There’s a fantastic article in Wired this month about The Rise and Fall of Bitcoin.
It’s a great read and a well-written article, but reading it one gets the sense that Bitcoin failed, and all of the P2P currency experiment has failed with it. Paul Krugman dismisses it, a consultant calls it a pyramid scheme, the author concludes that “beyond hardcore users, skepticism has only increased”.

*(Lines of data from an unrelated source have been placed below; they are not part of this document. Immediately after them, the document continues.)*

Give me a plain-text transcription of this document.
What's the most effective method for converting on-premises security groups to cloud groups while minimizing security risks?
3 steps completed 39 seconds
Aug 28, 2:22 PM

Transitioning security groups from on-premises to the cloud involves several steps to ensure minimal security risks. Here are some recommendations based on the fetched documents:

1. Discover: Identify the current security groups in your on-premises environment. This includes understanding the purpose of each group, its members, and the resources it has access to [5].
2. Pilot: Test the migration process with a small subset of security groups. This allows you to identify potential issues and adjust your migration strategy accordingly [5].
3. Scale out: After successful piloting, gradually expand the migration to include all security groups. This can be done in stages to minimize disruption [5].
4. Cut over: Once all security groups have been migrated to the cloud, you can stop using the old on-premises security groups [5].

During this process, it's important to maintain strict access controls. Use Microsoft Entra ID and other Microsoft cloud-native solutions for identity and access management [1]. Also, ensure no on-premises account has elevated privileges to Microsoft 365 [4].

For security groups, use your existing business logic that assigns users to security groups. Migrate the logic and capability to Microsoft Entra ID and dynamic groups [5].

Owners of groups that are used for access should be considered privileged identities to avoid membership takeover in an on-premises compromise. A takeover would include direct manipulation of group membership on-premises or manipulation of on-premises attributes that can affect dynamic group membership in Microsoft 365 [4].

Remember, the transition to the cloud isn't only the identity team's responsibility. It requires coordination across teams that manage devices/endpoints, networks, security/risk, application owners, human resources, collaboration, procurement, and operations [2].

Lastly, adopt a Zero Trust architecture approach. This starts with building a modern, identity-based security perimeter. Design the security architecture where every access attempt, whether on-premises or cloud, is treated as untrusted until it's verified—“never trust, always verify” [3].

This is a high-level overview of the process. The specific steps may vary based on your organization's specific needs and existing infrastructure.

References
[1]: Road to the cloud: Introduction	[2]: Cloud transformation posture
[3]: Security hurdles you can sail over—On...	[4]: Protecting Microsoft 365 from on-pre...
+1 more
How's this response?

That may be so for Bitcoin, but isn’t there a precedent to this with other big ideas on the web? Didn’t it take Friendster breaking new ground and then failing in order to bring us MySpace, and ultimately Facebook? (I say “ultimately”, but FB is less than ten years old – it could easily flame out and be replaced by a hardier version of it in the next several years). Didn’t it take Napster, then Gnutella, then Kazaa etc etc etc to arrive at the hardened, shutdown-resistant BitTorrent for file sharing? (Not to defend BitTorrent – I don’t use it, feels gross to me, but I use it to make a point).
Reading the article, I feel like the unmistakable conclusion, which the author doesn’t make, is that Bitcoin failed, but in doing so it blew a gigantic hole in the concept of money, broke a lot of new ground, and that new ground is bound to be claimed by some other player in the next few years one way or another. Some Mark Zuckerberg of bitcurrency will emerge, tweak the Bitcoin model to fix the problems that destroyed it, and we’ll have the biggest currency disruption the world has ever seen.
This seems inevitable, does it not? People have played with the concept a few times, and gotten it wrong. But that just exposes where the potholes are for the next guy coming along. The idea is only a few years old. Give it another few iterations, and someone is going to get it just right.
(If you want to read some interesting comments on Bitcoin and the possibilities for P2P currency – as well as lots of derision – check out the comments in Paul Krugman’s article on it from September.)